Kończący się rok szkolny był niemałym wyzwaniem dla uczniów. Nauczanie zdalne było nową i często trudną rzeczywistością dla dzieci. Uczniowie szkół nie mogli często spotkać się z kolegami w szkole, na podwórzu czy w kościele. Strach o zdrowie wziął górę nad codziennością, od której zdążyliśmy odwyknąć. Sytuacja epidemiczna pod koniec roku szkolnego pozwoliła już na spotkania z kolegami.
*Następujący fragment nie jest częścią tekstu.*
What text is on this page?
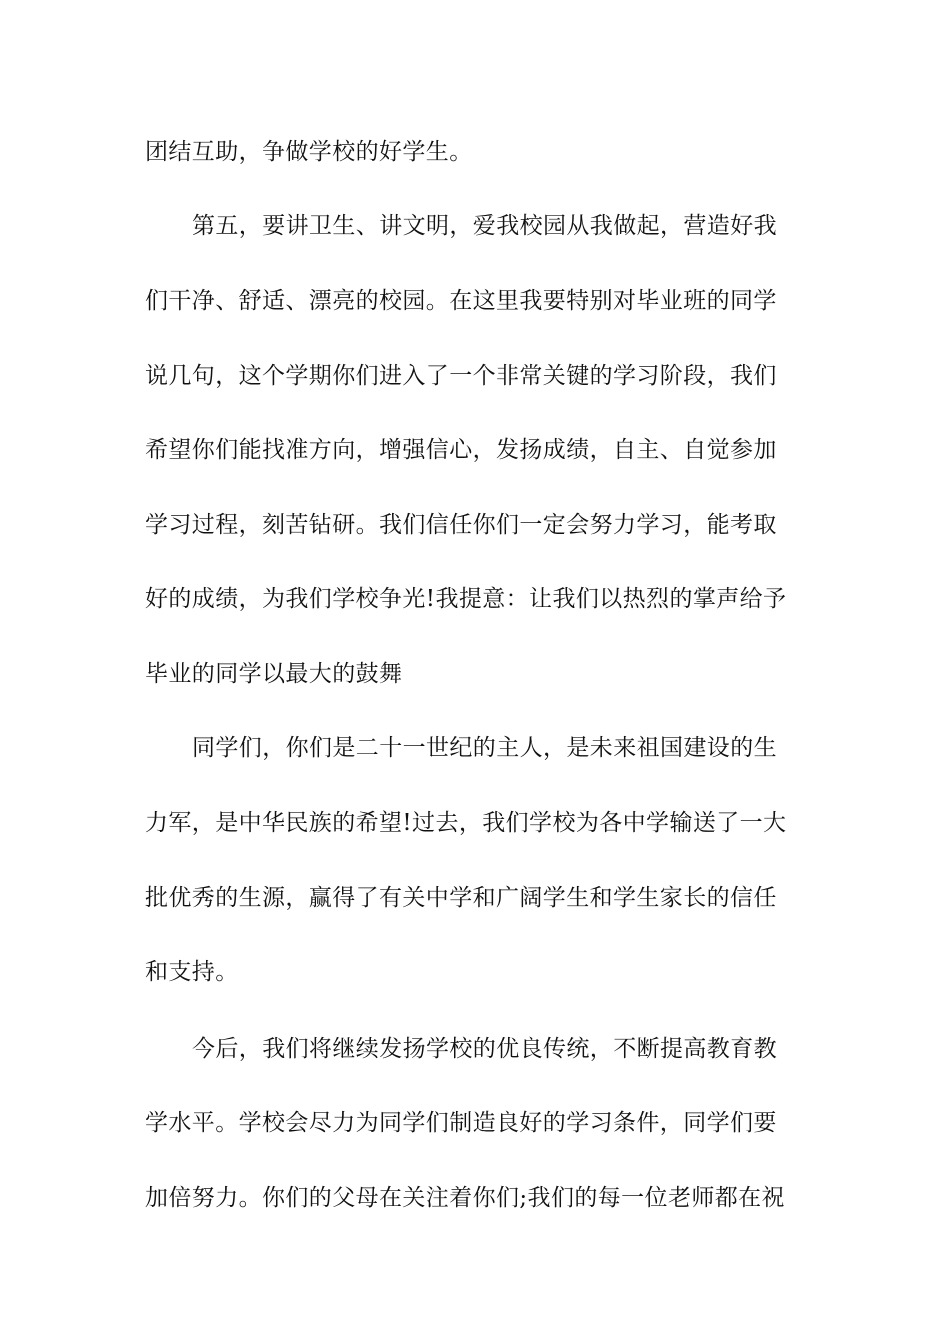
团结互助，争做学校的好学生。
第五，要讲卫生、讲文明，爱我校园从我做起，营造好我
们干净、舒适、漂亮的校园。在这里我要特别对毕业班的同学
说几句，这个学期你们进入了一个非常关键的学习阶段，我们
希望你们能找准方向，增强信心，发扬成绩，自主、自觉参加
学习过程，刻苦钻研。我们信任你们一定会努力学习，能考取
好的成绩，为我们学校争光!我提意：让我们以热烈的掌声给予
毕业的同学以最大的鼓舞
同学们，你们是二十一世纪的主人，是未来祖国建设的生
力军，是中华民族的希望!过去，我们学校为各中学输送了一大
批优秀的生源，赢得了有关中学和广阔学生和学生家长的信任
和支持。
今后，我们将继续发扬学校的优良传统，不断提高教育教
学水平。学校会尽力为同学们制造良好的学习条件，同学们要
加倍努力。你们的父母在关注着你们;我们的每一位老师都在祝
Postanowiliśmy zorganizować naszym ministrantom czas, planując spotkania, wyjazdy podczas całych wakacji.

Wakacyjny wypoczynek rozpoczęliśmy od grilla. Na początku lipca, po wieczornej Mszy Świętej udaliśmy się wspólnie na podwórze plebanii. Spędziliśmy mile wieczór, piekąc kiełbaski, chleb. Śpiewaliśmy piosenki oraz rywalizowaliśmy w zabawach. W lipcu i sierpniu nie zabrakło również wspólnych wypadów rowerowych. Pierwszy wyjazd Służby Liturgicznej odbył się wzdłuż Wisły, kierując się na północ od Grudziądza, w miejscowości Nebrowo Wielkie był czas na pyszne lody i chwilę odpoczynku przed drogą powrotną, wracając wałem, wzdłuż rzeki mogliśmy podziwiać piękne krajobrazy.
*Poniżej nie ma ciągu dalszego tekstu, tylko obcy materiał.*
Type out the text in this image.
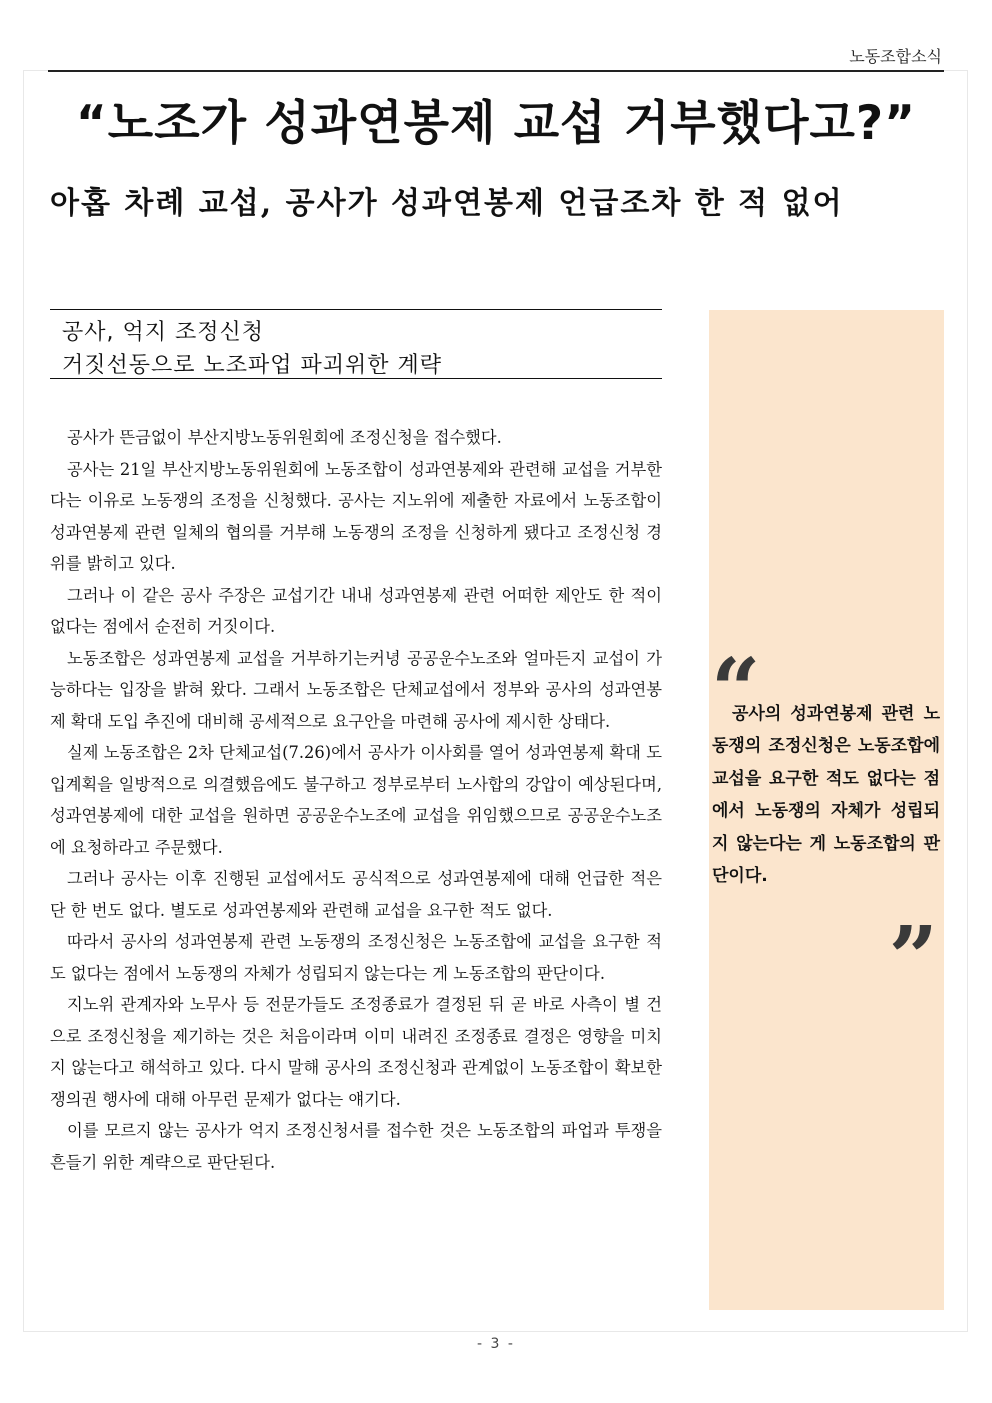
노동조합소식
“노조가 성과연봉제 교섭 거부했다고?”
아홉 차례 교섭, 공사가 성과연봉제 언급조차 한 적 없어
공사, 억지 조정신청
거짓선동으로 노조파업 파괴위한 계략

공사가 뜬금없이 부산지방노동위원회에 조정신청을 접수했다.

공사는 21일 부산지방노동위원회에 노동조합이 성과연봉제와 관련해 교섭을 거부한다는 이유로 노동쟁의 조정을 신청했다. 공사는 지노위에 제출한 자료에서 노동조합이 성과연봉제 관련 일체의 협의를 거부해 노동쟁의 조정을 신청하게 됐다고 조정신청 경위를 밝히고 있다.

그러나 이 같은 공사 주장은 교섭기간 내내 성과연봉제 관련 어떠한 제안도 한 적이 없다는 점에서 순전히 거짓이다.

노동조합은 성과연봉제 교섭을 거부하기는커녕 공공운수노조와 얼마든지 교섭이 가능하다는 입장을 밝혀 왔다. 그래서 노동조합은 단체교섭에서 정부와 공사의 성과연봉제 확대 도입 추진에 대비해 공세적으로 요구안을 마련해 공사에 제시한 상태다.

실제 노동조합은 2차 단체교섭(7.26)에서 공사가 이사회를 열어 성과연봉제 확대 도입계획을 일방적으로 의결했음에도 불구하고 정부로부터 노사합의 강압이 예상된다며, 성과연봉제에 대한 교섭을 원하면 공공운수노조에 교섭을 위임했으므로 공공운수노조에 요청하라고 주문했다.

그러나 공사는 이후 진행된 교섭에서도 공식적으로 성과연봉제에 대해 언급한 적은 단 한 번도 없다. 별도로 성과연봉제와 관련해 교섭을 요구한 적도 없다.

따라서 공사의 성과연봉제 관련 노동쟁의 조정신청은 노동조합에 교섭을 요구한 적도 없다는 점에서 노동쟁의 자체가 성립되지 않는다는 게 노동조합의 판단이다.

지노위 관계자와 노무사 등 전문가들도 조정종료가 결정된 뒤 곧 바로 사측이 별 건으로 조정신청을 제기하는 것은 처음이라며 이미 내려진 조정종료 결정은 영향을 미치지 않는다고 해석하고 있다. 다시 말해 공사의 조정신청과 관계없이 노동조합이 확보한 쟁의권 행사에 대해 아무런 문제가 없다는 얘기다.

이를 모르지 않는 공사가 억지 조정신청서를 접수한 것은 노동조합의 파업과 투쟁을 흔들기 위한 계략으로 판단된다.

“

공사의 성과연봉제 관련 노동쟁의 조정신청은 노동조합에 교섭을 요구한 적도 없다는 점에서 노동쟁의 자체가 성립되지 않는다는 게 노동조합의 판단이다.

”
- 3 -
19 sierpnia wybraliśmy się na Kaszuby, naszym punktem docelowym był Szymbark, ale zawitaliśmy także na najwyższy szczyt Kaszub, Wieżyce, skąd rozpościerały się niezapomniane widoki. W drodze do Szymbarka zatrzymaliśmy się nad jeziorem w miejscowości Struga. Pierwszy postój był okazją na zjedzenie śniadania na świeżym powietrzu. Następnie kierowaliśmy się już do celu naszej wyprawy. W Szymbarku poznaliśmy kulturę, alfabet i zwyczaje kaszubskie. Naszą uwagę przykuły rekordy znajdujące się na terenie obiektu edukacyjnego, najdłuższa deska świata mierząca 46.53 m, a także największy koncertujący fortepian na świecie. Nie zabrakło czasu, aby przybliżyć sobie trochę historii Polski, a przede wszystkim losu zesłanych na wschodzie, który mogliśmy poznać w Domu Sybiraka, również opowieści o 22 kompanii zaopatrywania artylerii w 2 Korpusie Polskim, pod dowództwem gen. Andersa, w której służył miś Wojtek. W bunkrze Gryfa Pomorskiego mogliśmy przenieść się w trudne czasy II wojny światowej i doświadczyć tego czego doświadczali żołnierze na co dzień, prawdziwego nalotu bombowego. Kolejnym punktem naszego wyjazdu był dom odwrócony do góry nogami, wielu z nas było w tym miejscu pierwszy raz, a wrażeń było niemało. Wracając do Grudziądza posililiśmy nasze ciała w McDonaldzie, a w samochodzie zadbaliśmy o ducha, odmawiając i śpiewając różaniec, był również czas na postój nad jeziorem.

W niedzielę 22 sierpnia wybraliśmy się na kolejną wycieczkę rowerową, tym razem podziwiając piękno lasów w Borach Tucholskich oraz wodospad w małej miejscowości nieopodal Grudziądza, wiele radości przyniosło naszym ministrantom machanie do podróżujących autostradą z wysokości wiaduktu. W drodze powrotnej, trochę zmęczeni zatrzymaliśmy się na pyszną kolację. To był niezapomniany wyjazd. Podczas wakacji nasi ministranci spotykali się również w salce domu parafialnego, na wspólnej zabawie, chociażby rzucali lotkami, grali w piłkarzyki, rozmawiali i tak spędzali ze sobą tegoroczne wakacje.